Gemeinsame Flugverbindungen: Emirates und Easyjet kooperieren enger

Emirates und Easyjet: Willst du mit mir fliegen?

Emirates und Easyjet wollen es tun: Die beiden Airlines wollen noch enger zusammenwachsen und gemeinsame Flugverbindungen anbieten – mit einem Ticket. So wollen sie der Konkurrenz Passagiere abluchsen.

Emirates und Easyjet werden künftig noch enger zusammenarbeiten.
Emirates und Easyjet werden künftig noch enger zusammenarbeiten.

Foto: imago/Arnulf Hettrich

Umsteigen ohne Stress. Das heißt, beim Zwischenstopp keine Koffer vom Gepäckband zu hieven und neu einzuchecken, nicht ein zweites Mal durch die Sicherheitskontrolle zu müssen und bei Verspätung des ersten Fluges keine Angst um den Anschluss zu haben. Emirates und Easyjet wollen das möglich machen.

Die Lösung: Sie wollen ihre Kooperation vertiefen. „Fliegen Sie mit Emirates zu mehr als 40 Gateways in Europa und in mehr als 30 Länder Europas oder Nordamerikas mit Easyjet – mit einem einzigen Ticket“, teilt Emirates mit. Die britische Billig-Airline soll innereuropäische Zubringerflüge zu den von Emirates angeflogenen Flughäfen übernehmen.

Emirates hofft noch im Jahr 2018 auf eine Einigung

„Ich hoffe, wir einigen uns noch im Laufe dieses Jahres“, sagte Thierry Antinori, der Chief Commercial Officer von Emirates, dem „Spiegel“. Emirates darf in Deutschland nach dem Luftverkehrsabkommen nur die vier Flughäfen Frankfurt, München, Hamburg und Düsseldorf anfliegen.

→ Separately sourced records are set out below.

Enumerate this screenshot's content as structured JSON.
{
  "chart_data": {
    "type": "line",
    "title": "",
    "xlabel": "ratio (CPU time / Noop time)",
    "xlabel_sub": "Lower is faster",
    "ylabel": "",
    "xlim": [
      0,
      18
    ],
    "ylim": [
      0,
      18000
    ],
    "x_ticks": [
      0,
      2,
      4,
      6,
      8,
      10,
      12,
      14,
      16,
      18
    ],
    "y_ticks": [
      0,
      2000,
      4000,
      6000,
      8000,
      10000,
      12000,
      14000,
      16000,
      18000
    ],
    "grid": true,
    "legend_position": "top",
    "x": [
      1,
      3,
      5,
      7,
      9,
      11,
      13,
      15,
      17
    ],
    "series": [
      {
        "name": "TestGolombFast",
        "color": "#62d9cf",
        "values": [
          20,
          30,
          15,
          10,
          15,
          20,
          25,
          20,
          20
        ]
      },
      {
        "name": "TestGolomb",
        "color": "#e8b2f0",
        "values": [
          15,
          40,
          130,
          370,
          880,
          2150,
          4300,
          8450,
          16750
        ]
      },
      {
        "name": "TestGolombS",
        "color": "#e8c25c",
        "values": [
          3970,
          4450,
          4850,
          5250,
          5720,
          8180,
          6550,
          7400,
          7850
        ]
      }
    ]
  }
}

Vorteile würde das Abkommen für beide Airlines bringen: Die Airline aus Dubai steuert derzeit etwa 40 Flughäfen in Europa an, Easyjet 130. Das würde für Emirates eine Vergrößerung des Einzugsgebietes bedeuten. Und die Briten könnten ihre Maschinen noch besser auslasten und mehr Interkontinentalverbindungen anbieten.

Die beiden Airlines arbeiten zwar bereits seit dem Jahr 2012 zusammen, seitdem verbindet die britische Fluggesellschaft alle europäischen Ziele von Emirates mit ihrem Europa-Streckennetz.

Emirates und Easyjet arbeiten bereits seit 2012 zusammen

Allerdings war das bisher nur mit separaten Buchungen möglich. Passagiere mussten dann das oben beschriebene Szenario durchlaufen: Koffer vom Band holen und am Emirates-Schalter noch mal einchecken und dann noch erneut die Sicherheitskontrolle. Wenn der erste Flug Verspätung hat und der Emirates-Flieger weg ist: Pech. Die Airline aus Dubai übernahm keine Verantwortung.

Das soll künftig anders sein. Es werde „klare Regelungen geben, wer zuständig ist, wenn es Probleme gibt“, so Antinori. Am Flughafen London-Gatwick testen die Airlines bereits ihre engere Zusammenarbeit – allerdings müssen die Passagiere dort noch die Koffer umpacken und noch mal durch die Sicherheitskontrolle.